Determinant of $2 \times 2$ block matrix with commuting blocks 
Let $A,B,C$ and $D$ be $n \times n$ matrices such that $AC = CA$. Prove that $$\det \begin{pmatrix} A & B\\ C & D\end{pmatrix} = \det(AD-CB)$$


The solution is to first assume that $A$ is invertible and then consider the product
$$\begin{pmatrix}
I & O\\
-CA^{-1} & I
\end{pmatrix}\begin{pmatrix}
A & B\\
C & D
\end{pmatrix}=\begin{pmatrix}
A & B\\
O & D-CA^{-1}B
\end{pmatrix}$$
then it is not hard to prove that the claim is true if $A$ in invertible. Finally, we use the fact that the set $GL_n$ form a dense open subset of $M_n$ to get rid of the invertibility assumption. My question is: how to come up with such a weird matrix $\begin{pmatrix}
I & O\\
-CA^{-1} & I
\end{pmatrix}$? thank you so much. Is there any other problems that uses the technique of assuming invertibility? (one of which i know is to prove $\det (I+AB) = \det(I+BA)$), thanks in advance
 A: As the others have pointed out, the block matrix originates form the elementary matrix in Gaussian elimination. The ultimate goal here is to transform the matrix in question into a block-triangular form. Yet, in general, such uses of block matrices serve different goals. So, rather than explaining how to devise the block matrix in this specific case, I think it is more important to note that you can sometimes simplify your problem by using a transformation matrix in block form.
Your proof actually has three features that are quite common in various proofs:


*

*It tries to prove the assertion for invertible $A$ first.

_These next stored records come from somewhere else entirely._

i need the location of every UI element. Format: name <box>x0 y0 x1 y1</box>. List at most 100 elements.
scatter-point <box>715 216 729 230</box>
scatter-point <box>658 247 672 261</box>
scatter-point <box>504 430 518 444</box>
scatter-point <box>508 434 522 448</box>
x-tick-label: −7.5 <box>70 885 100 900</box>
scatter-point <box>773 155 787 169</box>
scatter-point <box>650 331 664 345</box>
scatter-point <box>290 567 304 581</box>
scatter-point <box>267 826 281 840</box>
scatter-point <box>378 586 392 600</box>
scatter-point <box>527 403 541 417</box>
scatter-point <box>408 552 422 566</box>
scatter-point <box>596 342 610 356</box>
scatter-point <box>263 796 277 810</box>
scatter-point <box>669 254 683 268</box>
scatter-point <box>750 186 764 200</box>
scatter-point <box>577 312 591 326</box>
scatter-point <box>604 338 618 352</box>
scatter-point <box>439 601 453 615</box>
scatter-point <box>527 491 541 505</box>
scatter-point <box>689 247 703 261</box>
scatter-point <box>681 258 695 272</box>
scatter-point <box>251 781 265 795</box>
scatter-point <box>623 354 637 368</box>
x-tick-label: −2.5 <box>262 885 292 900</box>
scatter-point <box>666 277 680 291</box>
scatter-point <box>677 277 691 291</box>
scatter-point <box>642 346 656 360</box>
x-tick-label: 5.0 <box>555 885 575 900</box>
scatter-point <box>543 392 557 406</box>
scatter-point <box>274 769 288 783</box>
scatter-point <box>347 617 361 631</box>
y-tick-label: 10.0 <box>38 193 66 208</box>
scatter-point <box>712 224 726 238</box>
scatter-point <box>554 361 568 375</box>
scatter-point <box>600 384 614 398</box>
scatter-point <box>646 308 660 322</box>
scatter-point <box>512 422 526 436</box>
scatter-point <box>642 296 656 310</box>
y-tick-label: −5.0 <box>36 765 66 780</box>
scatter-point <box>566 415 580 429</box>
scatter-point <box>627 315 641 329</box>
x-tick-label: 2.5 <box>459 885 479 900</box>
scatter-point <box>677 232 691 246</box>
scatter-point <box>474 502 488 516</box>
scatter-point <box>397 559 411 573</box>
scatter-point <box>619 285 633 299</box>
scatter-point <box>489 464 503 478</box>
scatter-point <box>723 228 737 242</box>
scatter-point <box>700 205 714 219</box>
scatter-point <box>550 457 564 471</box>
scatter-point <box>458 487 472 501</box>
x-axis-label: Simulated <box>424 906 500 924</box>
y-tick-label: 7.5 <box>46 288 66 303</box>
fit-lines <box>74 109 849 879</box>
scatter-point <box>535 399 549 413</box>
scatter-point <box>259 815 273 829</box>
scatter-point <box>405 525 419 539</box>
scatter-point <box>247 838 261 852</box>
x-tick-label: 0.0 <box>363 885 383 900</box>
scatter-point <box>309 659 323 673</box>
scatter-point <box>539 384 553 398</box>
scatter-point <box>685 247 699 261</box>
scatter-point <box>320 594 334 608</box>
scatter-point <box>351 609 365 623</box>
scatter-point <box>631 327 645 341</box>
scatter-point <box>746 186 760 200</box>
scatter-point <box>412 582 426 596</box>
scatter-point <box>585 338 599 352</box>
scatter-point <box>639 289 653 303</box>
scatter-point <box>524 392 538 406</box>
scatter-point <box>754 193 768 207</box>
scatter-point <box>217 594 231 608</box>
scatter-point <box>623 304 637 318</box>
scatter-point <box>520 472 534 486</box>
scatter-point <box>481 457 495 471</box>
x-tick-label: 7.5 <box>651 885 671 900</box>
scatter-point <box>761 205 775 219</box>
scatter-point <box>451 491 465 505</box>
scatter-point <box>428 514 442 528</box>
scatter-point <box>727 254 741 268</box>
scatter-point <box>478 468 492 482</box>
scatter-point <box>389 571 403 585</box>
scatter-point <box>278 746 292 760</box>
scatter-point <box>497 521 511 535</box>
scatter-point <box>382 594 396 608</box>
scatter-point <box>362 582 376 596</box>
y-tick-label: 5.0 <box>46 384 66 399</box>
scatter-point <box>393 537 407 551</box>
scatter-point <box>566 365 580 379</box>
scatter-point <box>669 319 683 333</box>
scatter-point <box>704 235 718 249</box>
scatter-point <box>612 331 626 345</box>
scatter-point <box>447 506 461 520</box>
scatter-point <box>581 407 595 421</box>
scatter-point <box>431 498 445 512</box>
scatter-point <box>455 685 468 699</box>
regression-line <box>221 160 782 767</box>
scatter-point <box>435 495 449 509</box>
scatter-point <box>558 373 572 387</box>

*In the course of proof, a block matrix is used to transform the problem into a simpler one.

*Then, a continuity argument (invertible matrices are dense in $M_n(\mathbb{R})$ or $M_n(\mathbb{C})$) is used to extend the proof for a general $A$.


I think it is worthwhile to put all these three tricks in your toolbox:


*

*Continuity arguments with invertible matrices can be used in many cases. One typical scenario that immediately comes to mind is to prove some inequalities that involve positive semidefinite matrices. For a toy example, suppose we want to show that $\det(A+B)\ge\det(A)+\det(B)$, where $A$ and $B$ are positive semidefinite. If $A$ is invertible (hence positive definite), we can pull out $A^{1/2}$ from left and right on both sides and get the equivalent but very easy inequality $\det(I+X)\ge1+\det(X)$, where $X=A^{-1/2}BA^{-1/2}$ is positive semidefinite.

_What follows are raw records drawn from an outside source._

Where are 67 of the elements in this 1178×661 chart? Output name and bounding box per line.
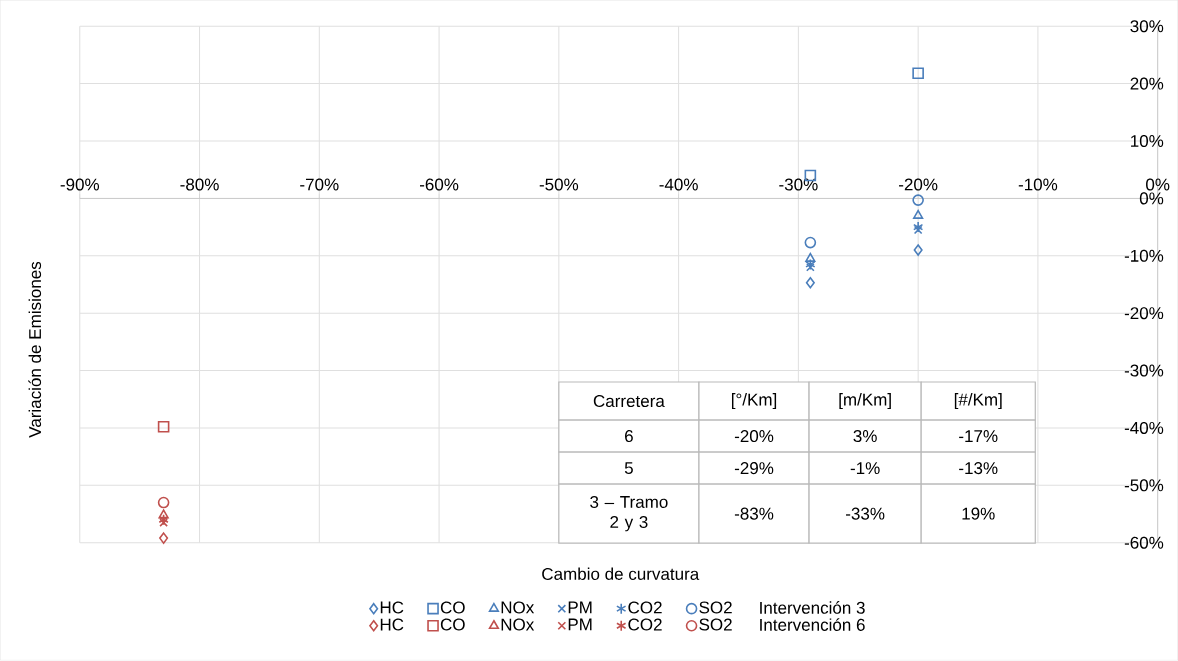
point	[913, 225, 923, 235]
point	[913, 210, 924, 220]
legend-label: HC	[380, 618, 404, 631]
legend-label: SO2	[699, 601, 732, 614]
y-tick-label: 0%	[1139, 192, 1164, 205]
legend-label: NOx	[501, 601, 535, 614]
legend-label: CO	[440, 601, 465, 614]
point	[159, 532, 169, 545]
x-tick-label: -50%	[539, 178, 579, 191]
point	[157, 421, 170, 433]
x-tick-label: -70%	[300, 178, 339, 191]
annotation: -20%	[734, 430, 774, 443]
legend-label: CO2	[628, 618, 662, 631]
x-tick-label: -60%	[419, 178, 459, 191]
point	[157, 496, 170, 509]
point	[158, 509, 169, 519]
y-tick-label: -10%	[1124, 249, 1164, 263]
x-tick-label: -40%	[659, 178, 698, 191]
y-tick-label: 30%	[1130, 20, 1164, 33]
annotation: -13%	[959, 462, 998, 475]
point	[805, 277, 815, 289]
point	[912, 194, 924, 207]
point	[805, 258, 816, 271]
annotation: -1%	[850, 462, 880, 475]
annotation: [m/Km]	[839, 393, 891, 410]
text: Intervención 3	[760, 601, 865, 615]
point	[805, 253, 816, 263]
annotation: 5	[624, 462, 633, 475]
legend-label: NOx	[501, 618, 535, 631]
y-tick-label: -40%	[1124, 422, 1164, 435]
y-tick-label: -30%	[1124, 364, 1164, 377]
legend-label: CO	[440, 618, 465, 631]
point	[912, 67, 924, 80]
annotation: -83%	[734, 507, 774, 520]
annotation: [°/Km]	[731, 393, 777, 410]
y-tick-label: 10%	[1131, 135, 1164, 148]
y-axis-title: Variación de Emisiones	[28, 262, 42, 438]
x-tick-label: -10%	[1018, 178, 1058, 191]
x-tick-label: -30%	[779, 178, 818, 191]
annotation: 6	[625, 430, 633, 443]
legend-label: SO2	[699, 618, 732, 631]
annotation: -17%	[959, 430, 998, 443]
y-tick-label: -50%	[1124, 479, 1164, 492]
point	[913, 244, 923, 257]
annotation: Carretera	[593, 395, 665, 408]
y-tick-label: 20%	[1130, 77, 1164, 90]
legend-label: HC	[380, 601, 404, 614]
y-tick-label: -60%	[1124, 536, 1164, 549]
x-axis-title: Cambio de curvatura	[542, 567, 700, 581]
annotation: 3%	[853, 430, 877, 443]
point	[804, 237, 817, 249]
legend-label: PM	[568, 618, 592, 631]
point	[159, 518, 168, 528]
legend-label: CO2	[628, 601, 662, 614]
annotation: -29%	[734, 462, 774, 475]
annotation: -33%	[846, 507, 885, 520]
annotation: 3 – Tramo 2 y 3	[590, 496, 668, 532]
point	[158, 514, 169, 526]
y-tick-label: -20%	[1124, 307, 1164, 320]
annotation: [#/Km]	[954, 393, 1002, 410]
annotation: 19%	[962, 507, 995, 520]
x-tick-label: -20%	[899, 178, 938, 191]
x-tick-label: -90%	[60, 178, 100, 191]
x-tick-label: -80%	[180, 178, 219, 191]
legend-label: PM	[568, 601, 592, 614]
text: Intervención 6	[760, 618, 865, 632]
point	[806, 263, 815, 272]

*The use of block matrices to simplify/transform problems have many applications, such as the derivation of Schur complement and the equality of the characteristic polynomials of $AB$ and $BA$. On more advanced uses, see the comment of Branimir Ćaćić on my answer to another question from a higher perspective.

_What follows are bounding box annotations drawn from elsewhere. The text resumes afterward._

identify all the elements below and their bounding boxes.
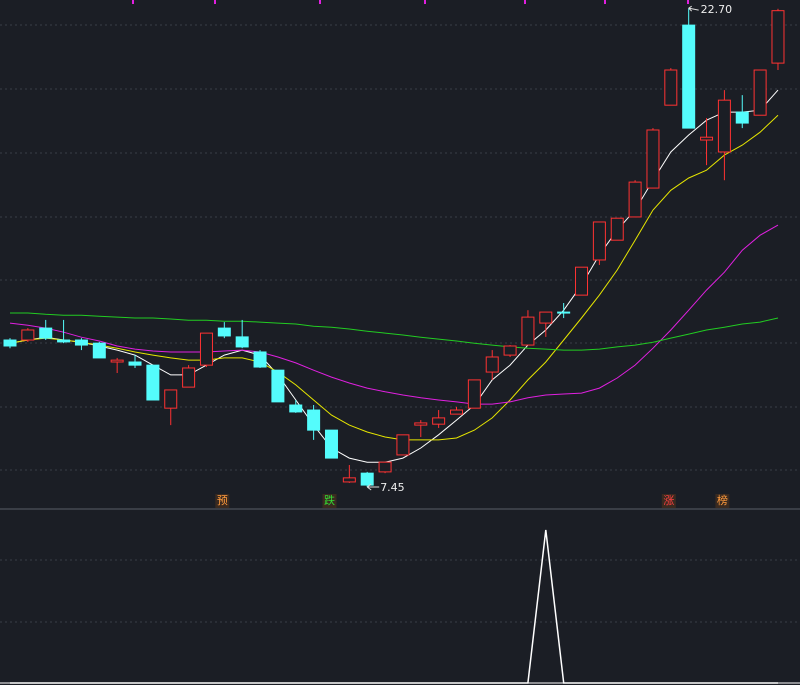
signal-label: 预 bbox=[217, 494, 228, 507]
moving-average bbox=[10, 312, 779, 351]
candle-body bbox=[753, 69, 767, 116]
min-label: 7.45 bbox=[380, 481, 405, 494]
candle-body bbox=[57, 339, 71, 343]
candle-body bbox=[217, 327, 231, 337]
signal-label: 涨 bbox=[663, 494, 674, 507]
candle-body bbox=[271, 369, 285, 403]
signal-box bbox=[661, 494, 676, 508]
candle-body bbox=[771, 10, 785, 64]
candle-body bbox=[664, 69, 678, 106]
candle-body bbox=[342, 477, 356, 483]
candle-body bbox=[592, 221, 606, 261]
candle-body bbox=[92, 342, 106, 359]
candle-body bbox=[682, 24, 696, 129]
candle-body bbox=[289, 404, 303, 413]
candle-body bbox=[557, 311, 571, 314]
candle-body bbox=[39, 327, 53, 339]
moving-average bbox=[9, 224, 779, 405]
candle-body bbox=[110, 359, 124, 363]
candle-body bbox=[128, 361, 142, 366]
candle-body bbox=[610, 217, 624, 241]
top-ticks bbox=[132, 0, 689, 4]
candle-body bbox=[360, 472, 374, 486]
min-arrow bbox=[366, 483, 380, 491]
candle-body bbox=[539, 311, 553, 324]
candle-body bbox=[521, 316, 535, 346]
candle-body bbox=[717, 99, 731, 153]
candle-body bbox=[199, 332, 213, 366]
candle-body bbox=[3, 339, 17, 347]
candle-body bbox=[414, 422, 428, 426]
signal-box bbox=[715, 494, 730, 508]
candle-body bbox=[646, 129, 660, 189]
candle-body bbox=[253, 351, 267, 368]
candle-body bbox=[700, 136, 714, 141]
candle-body bbox=[235, 336, 249, 348]
candle-body bbox=[182, 367, 196, 388]
candle-body bbox=[575, 266, 589, 296]
candle-body bbox=[324, 429, 338, 459]
candle-body bbox=[450, 409, 463, 415]
max-label: 22.70 bbox=[701, 3, 733, 16]
candle-body bbox=[467, 379, 481, 409]
candle-body bbox=[628, 181, 642, 218]
candle-body bbox=[503, 345, 517, 356]
candle-body bbox=[164, 389, 178, 409]
signal-box bbox=[322, 494, 337, 508]
candle-body bbox=[74, 339, 88, 346]
candle-body bbox=[307, 409, 321, 431]
signal-label: 跌 bbox=[324, 493, 335, 507]
signal-label: 榜 bbox=[717, 493, 728, 507]
candle-body bbox=[378, 461, 392, 473]
candle-body bbox=[485, 356, 499, 373]
candle-body bbox=[146, 364, 160, 401]
candle-body bbox=[396, 434, 410, 456]
max-arrow bbox=[688, 5, 699, 12]
candle-body bbox=[21, 329, 35, 341]
candle-body bbox=[432, 417, 446, 425]
indicator-line bbox=[10, 529, 778, 684]
candle-body bbox=[735, 111, 749, 124]
signal-box bbox=[215, 494, 230, 508]
moving-average bbox=[9, 114, 779, 441]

*Continuity arguments per se (which are not necessarily bound to invertible matrices) are very handy too. One example is the Cayley-Hamilton theorem. If $A$ is a complex square matrix that is diagonalisable as $A=SDS^{-1}$, where $D=\operatorname{diag}(\lambda_1,\ldots,\lambda_n)$, then its characteristic polynomial is equal to $p(x)=\prod_{k=1}^n(x-\lambda_k)$ and obviously, $p(A)=S\,p(D)\,S^{-1}=0$. Since diagonalisable matrices are dense in $M_n(\mathbb{C})$ and the coefficients of the characteristic polynomial of a matrix $A$ are continuous in the entries of $A$, the Cayley-Hamilton theorem holds for all complex matrices too.

*However, the major drawback of continuity arguments is that they do not work on all fields. In your case, consider the following proof by John Silvester (see this paper). It works on all fields. You don't need to assume that $A$ is invertible. Neither is a continuity argument necessary. First, note that
$$
\pmatrix{I&0\\ -C&A+xI}\pmatrix{A+xI&B\\ C&D}=\pmatrix{A+xI&B\\ AC-CA&(A+xI)D-CB}.
$$
By assumption, $AC-CA=0$, so the RHS is block-triangular and 
$$\det(A+xI)\,\det\pmatrix{A+xI&B\\ C&D}=\det(A+xI)\,\det\left((A+xI)D-CB\right).$$
As $\det(A+xI)$ is a nonzero polynomial in $x$, we can divide both sides by it and obtain $\det\pmatrix{A+xI&B\\ C&D}=\det\left((A+xI)D-CB\right)$. Put $x=0$, the assertion follows.